Some little girls are interested in beauty, the colour pink and fashion – and others are not.  Whichever the case, I fail to see how playing with a Barbie doll can distort their body image.

Barbie was not the only toy we played with when we were young. There were plenty – Baby Born, toy cars, teddies, board games, remote control cars, or even ‘make-it-yourself’ sets (which were referred to as ‘makey-do sets’ in my house).  I cannot speak for the general nation of children, but in our house there was rarely gender distinguishing when it came to toys.  My siblings and I shared our toys.  I didn’t adapt an unrealistic body image from Barbie, just like I didn’t aspire to be a cowboy from playing with a Woody doll.

For the most part, I feel I can speak from experience, and say that toys do not put any pressure on children to become a certain person.  Similar concerns have been expressed regarding video games such as ‘Grand Theft Auto’.  My simple response to this concern is that maniacs, murderers and rapists have been around for centuries.  I fail to see how a violent video game is going to encourage children to act violently.  Also, the game is only suitable for over 18 year olds — so maybe your child shouldn’t be playing it anyway if you do not want these concerns to become reality.
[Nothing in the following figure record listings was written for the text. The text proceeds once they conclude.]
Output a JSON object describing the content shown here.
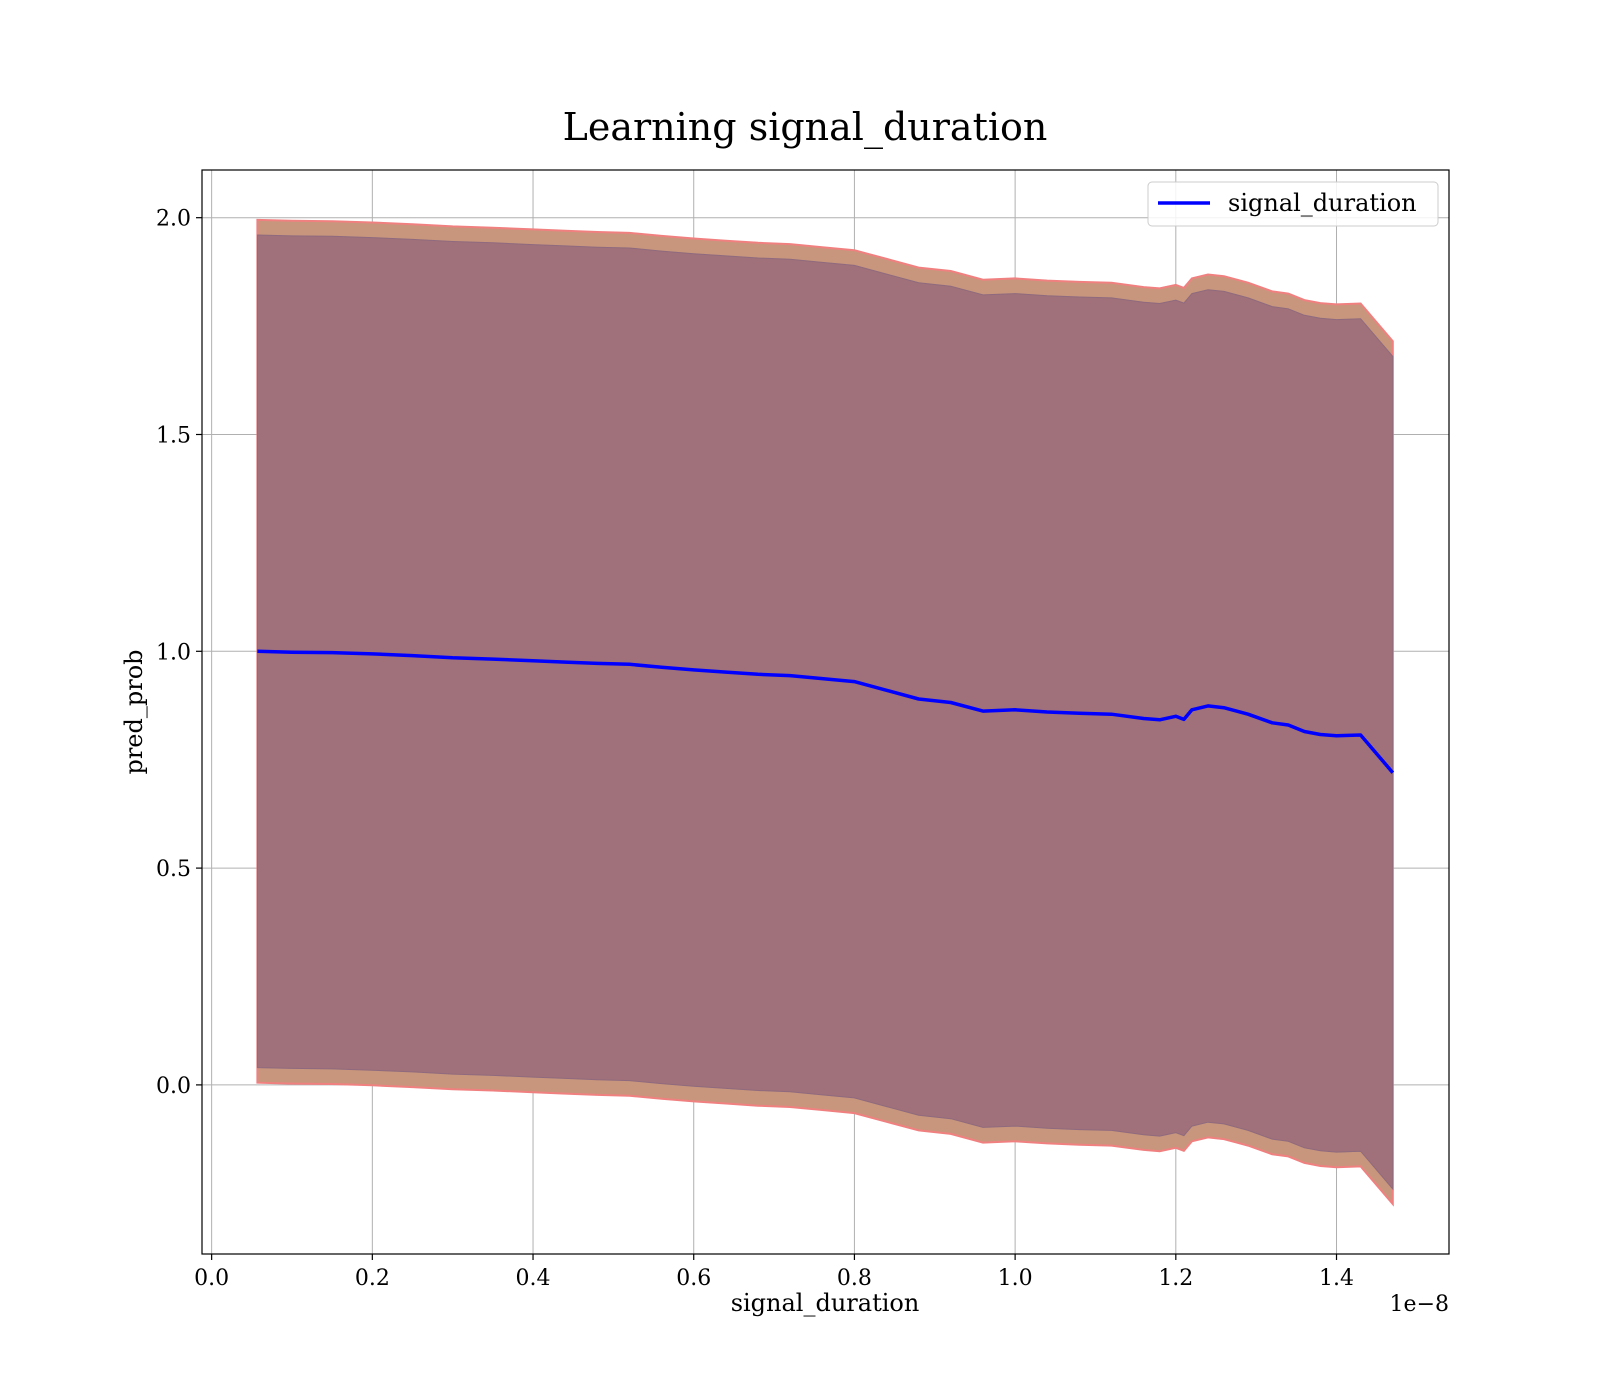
{
  "chart_data": {
    "type": "line",
    "title": "Learning signal_duration",
    "xlabel": "signal_duration",
    "ylabel": "pred_prob",
    "x_offset_text": "1e−8",
    "xlim": [
      -0.012,
      1.54
    ],
    "ylim": [
      -0.39,
      2.11
    ],
    "x_ticks": [
      0.0,
      0.2,
      0.4,
      0.6,
      0.8,
      1.0,
      1.2,
      1.4
    ],
    "x_tick_labels": [
      "0.0",
      "0.2",
      "0.4",
      "0.6",
      "0.8",
      "1.0",
      "1.2",
      "1.4"
    ],
    "y_ticks": [
      0.0,
      0.5,
      1.0,
      1.5,
      2.0
    ],
    "y_tick_labels": [
      "0.0",
      "0.5",
      "1.0",
      "1.5",
      "2.0"
    ],
    "grid": true,
    "legend_position": "upper right",
    "colors": {
      "line": "#0000ff",
      "band_inner": "#a0717a",
      "band_outer": "#c8967c",
      "band_edge": "#f08080",
      "grid": "#b0b0b0"
    },
    "series": [
      {
        "name": "signal_duration",
        "x": [
          0.057,
          0.1,
          0.15,
          0.2,
          0.25,
          0.3,
          0.35,
          0.4,
          0.44,
          0.48,
          0.52,
          0.56,
          0.6,
          0.64,
          0.68,
          0.72,
          0.76,
          0.8,
          0.84,
          0.88,
          0.92,
          0.96,
          1.0,
          1.04,
          1.08,
          1.12,
          1.16,
          1.18,
          1.2,
          1.21,
          1.22,
          1.24,
          1.26,
          1.29,
          1.32,
          1.34,
          1.36,
          1.38,
          1.4,
          1.43,
          1.47
        ],
        "y": [
          1.0,
          0.998,
          0.997,
          0.994,
          0.99,
          0.985,
          0.982,
          0.978,
          0.975,
          0.972,
          0.97,
          0.963,
          0.957,
          0.952,
          0.947,
          0.944,
          0.937,
          0.93,
          0.91,
          0.89,
          0.882,
          0.862,
          0.865,
          0.86,
          0.857,
          0.855,
          0.845,
          0.842,
          0.85,
          0.843,
          0.865,
          0.874,
          0.87,
          0.855,
          0.835,
          0.83,
          0.815,
          0.808,
          0.805,
          0.807,
          0.72
        ],
        "band_inner_halfwidth": 0.96,
        "band_outer_halfwidth": 0.995
      }
    ]
  }
}
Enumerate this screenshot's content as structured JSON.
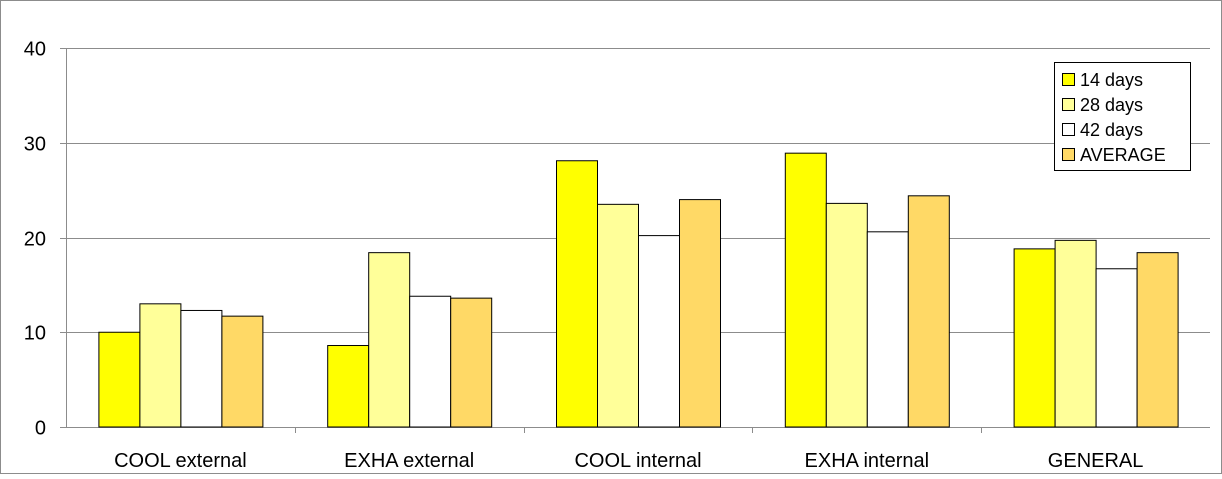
{
  "chart_data": {
    "type": "bar",
    "title": "",
    "xlabel": "",
    "ylabel": "",
    "ylim": [
      0,
      40
    ],
    "yticks": [
      0,
      10,
      20,
      30,
      40
    ],
    "grid": true,
    "legend_position": "top-right",
    "categories": [
      "COOL external",
      "EXHA external",
      "COOL internal",
      "EXHA internal",
      "GENERAL"
    ],
    "series": [
      {
        "name": "14 days",
        "color": "#ffff00",
        "values": [
          10.0,
          8.6,
          28.1,
          28.9,
          18.8
        ]
      },
      {
        "name": "28 days",
        "color": "#ffff99",
        "values": [
          13.0,
          18.4,
          23.5,
          23.6,
          19.7
        ]
      },
      {
        "name": "42 days",
        "color": "#ffffff",
        "values": [
          12.3,
          13.8,
          20.2,
          20.6,
          16.7
        ]
      },
      {
        "name": "AVERAGE",
        "color": "#ffd966",
        "values": [
          11.7,
          13.6,
          24.0,
          24.4,
          18.4
        ]
      }
    ]
  }
}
I can safely say that for me, a toy was always just a toy when I was young.  I was never under the impression that girls who looked like Barbie existed.  Perhaps ‘blonde bombshells’ did, but nonetheless they were human beings with non-animated faces and hair that wasn’t plastic. I also knew that Woody from Toy Story didn’t exist, and that race cars required a driver to move, not a hand.

Toys are there for children to create, to imagine, to have fun and to even express themselves.  So, my simple answer to the title of this blog is ‘no’, I don’t feel that Barbie distorts the body image of young girls.  Barbie is just a glorified piece of plastic, with round plastic boobs and plastic white-blonde hair.  Barbie was made out of plastic – just like Baby Born was, and just like remote control cars were.  I was never under the illusion that I would someday become a Barbie replica – and I never felt any of my other friends would either.  I was surrounded by real-life women, who were not made out of plastic and did not have permanent makeup tattooed onto their faces.  I always aspired to be like these women – I never aspired to look like Barbie, or act like her (considering her personality was somewhat bland.)

If anything, we need to concern ourselves with real-life women.  I do recall aspiring to be like Rachel Stevens from S Club 7, or Emma Bunton from The Spice Girls.  Rachel Stevens was awarded the title of ‘Sexiest Woman Alive’ during my childhood; and Emma Bunton often wore very little clothes and behaved very promiscuously in music videos (although she was most probably playing the character of ‘Baby Spice’)

Are these really positive role models for young girls?  Both examples were sexualised in the media.  Barbie was also sexualised; but as I have stated, the difference is that Barbie is plastic. Perhaps we need to be concerning ourselves more with the unsuitable role models for young girls?

But for now, I don’t feel Barbie is putting on any pressure. And, if you think she is, just don’t buy her for your children. It seems pretty simple to me!